After that he spent a fair amount of time looking out their window at the village’s sidewalk and restaurant row. No one appeared to be at all interested in their place. He began to sort out who the regulars were and what they were doing, and they all seemed to have restaurant or fishing business. Almost all; some people just passed through. Tourists, locals, it was hard to tell. It was a very sleepy village. Still, the new tension in the room was palpable. There was no way to be sure they weren’t being watched. Proving a negative was always hard.
“Could this person who went missing just have left or something?” he asked one day.
“His name is Wei,” Qi said sharply. Her look turned dark. “I don’t think so. I mean, maybe, but I can’t think what it would be. So I’m really worried about him.”
And about us, Fred didn’t say.
“I wish I could go back to his last visit and warn him,” she said. “Tell him to get away somewhere.”
“Maybe someone else did that instead of us.”
“Maybe.”
Fred could see, even in his sidelong glances, that she was very worried about this Wei. A friend, perhaps. He wondered again if his family had gotten word that he was okay. “Too bad we can’t take advantage of quantum backdating,” he said.
“What do you mean?”
“There’s a couple of experiments you can do that show quantum effects that are like going backward in time, or changing the past.”
“Really?”
“Sort of. If you make a certain kind of molecule that combines particular kinds of atoms, you can heat and chill them such that the colder atom in the molecule gives its heat to the hotter one, which breaks entropy and is like a little instance of time going backward. Also, if you do the half-silvered mirror experiment in a certain way, it’s like the two-slit experiment, in that you can tweak it to get either wave results or particle results, but in this version of it, if you tweak the device after the photon has gone through the mirror, it retroactively changes what happened at the mirror.
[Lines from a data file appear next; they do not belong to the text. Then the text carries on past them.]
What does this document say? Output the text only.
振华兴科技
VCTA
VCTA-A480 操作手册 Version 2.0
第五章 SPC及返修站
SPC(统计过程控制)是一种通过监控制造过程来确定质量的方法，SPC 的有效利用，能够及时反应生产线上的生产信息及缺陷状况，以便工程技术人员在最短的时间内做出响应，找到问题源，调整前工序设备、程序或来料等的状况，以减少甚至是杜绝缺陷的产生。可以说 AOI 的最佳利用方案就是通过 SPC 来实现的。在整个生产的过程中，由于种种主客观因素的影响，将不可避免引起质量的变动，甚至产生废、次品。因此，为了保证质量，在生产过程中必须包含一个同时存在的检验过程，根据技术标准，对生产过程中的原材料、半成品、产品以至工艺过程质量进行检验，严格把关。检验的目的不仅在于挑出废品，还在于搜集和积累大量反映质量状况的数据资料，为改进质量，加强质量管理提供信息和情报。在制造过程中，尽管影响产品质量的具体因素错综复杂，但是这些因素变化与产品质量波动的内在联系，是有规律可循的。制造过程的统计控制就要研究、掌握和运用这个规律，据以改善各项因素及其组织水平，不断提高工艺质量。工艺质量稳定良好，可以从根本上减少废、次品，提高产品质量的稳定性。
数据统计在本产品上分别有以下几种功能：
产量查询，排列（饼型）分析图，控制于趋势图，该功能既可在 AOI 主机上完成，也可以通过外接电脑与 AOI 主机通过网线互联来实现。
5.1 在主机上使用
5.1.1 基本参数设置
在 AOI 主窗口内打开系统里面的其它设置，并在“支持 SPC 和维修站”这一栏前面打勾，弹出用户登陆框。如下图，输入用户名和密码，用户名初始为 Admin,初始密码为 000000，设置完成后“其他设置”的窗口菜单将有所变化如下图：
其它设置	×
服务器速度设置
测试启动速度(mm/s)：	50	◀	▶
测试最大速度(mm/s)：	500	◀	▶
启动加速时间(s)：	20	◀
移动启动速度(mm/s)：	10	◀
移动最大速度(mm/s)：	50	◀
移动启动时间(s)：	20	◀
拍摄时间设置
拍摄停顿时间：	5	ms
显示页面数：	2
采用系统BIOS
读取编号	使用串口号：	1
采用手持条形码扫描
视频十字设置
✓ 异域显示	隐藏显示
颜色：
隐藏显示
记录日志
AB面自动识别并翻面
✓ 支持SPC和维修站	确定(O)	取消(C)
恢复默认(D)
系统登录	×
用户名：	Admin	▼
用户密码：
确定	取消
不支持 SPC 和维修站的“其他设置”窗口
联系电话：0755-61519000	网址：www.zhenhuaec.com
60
So it’s like you’ve changed the past.”
“Wow,” Qi said. Then, wistfully: “Can’t you make one of your quantum phones do that? I want to call Wei last week.”
“These aren’t actions that can convey information,” Fred explained. “Also they only last milliseconds. They’re just more ways in which the quantum realm is strange. Down at that level, things appear to be a kind of mush. Somehow by the time they layer up to our realm the usual laws of physics hold.”
“Alas,” she said. She sighed, looking grim. “I guess we’re stuck twixt and tween.”
“Like Schrödinger’s cat,” Fred said, trying to distract her.
“Meaning right now we’re both alive and dead? That feels about right.”
“I think we’re alive,” Fred ventured.
“No. Someone has to look at us first, right? Then we’ll find out. Right now we’re both at once.”
“Maybe there’s a pilot wave that already knows,” Fred said. He didn’t know what he meant.
Once Qi woke up out of an uneasy nap and said, “Wow, I can feel it. Come here and feel.”
Fred got up and went to her. She pulled up her shirt and bared her big belly, took his hand and put it to one side of her belly button. This was as much as Fred had ever touched a woman who wasn’t a relative or a dance partner, and he was distracted by that, until he felt a distinct thrust outward from inside her, very startling.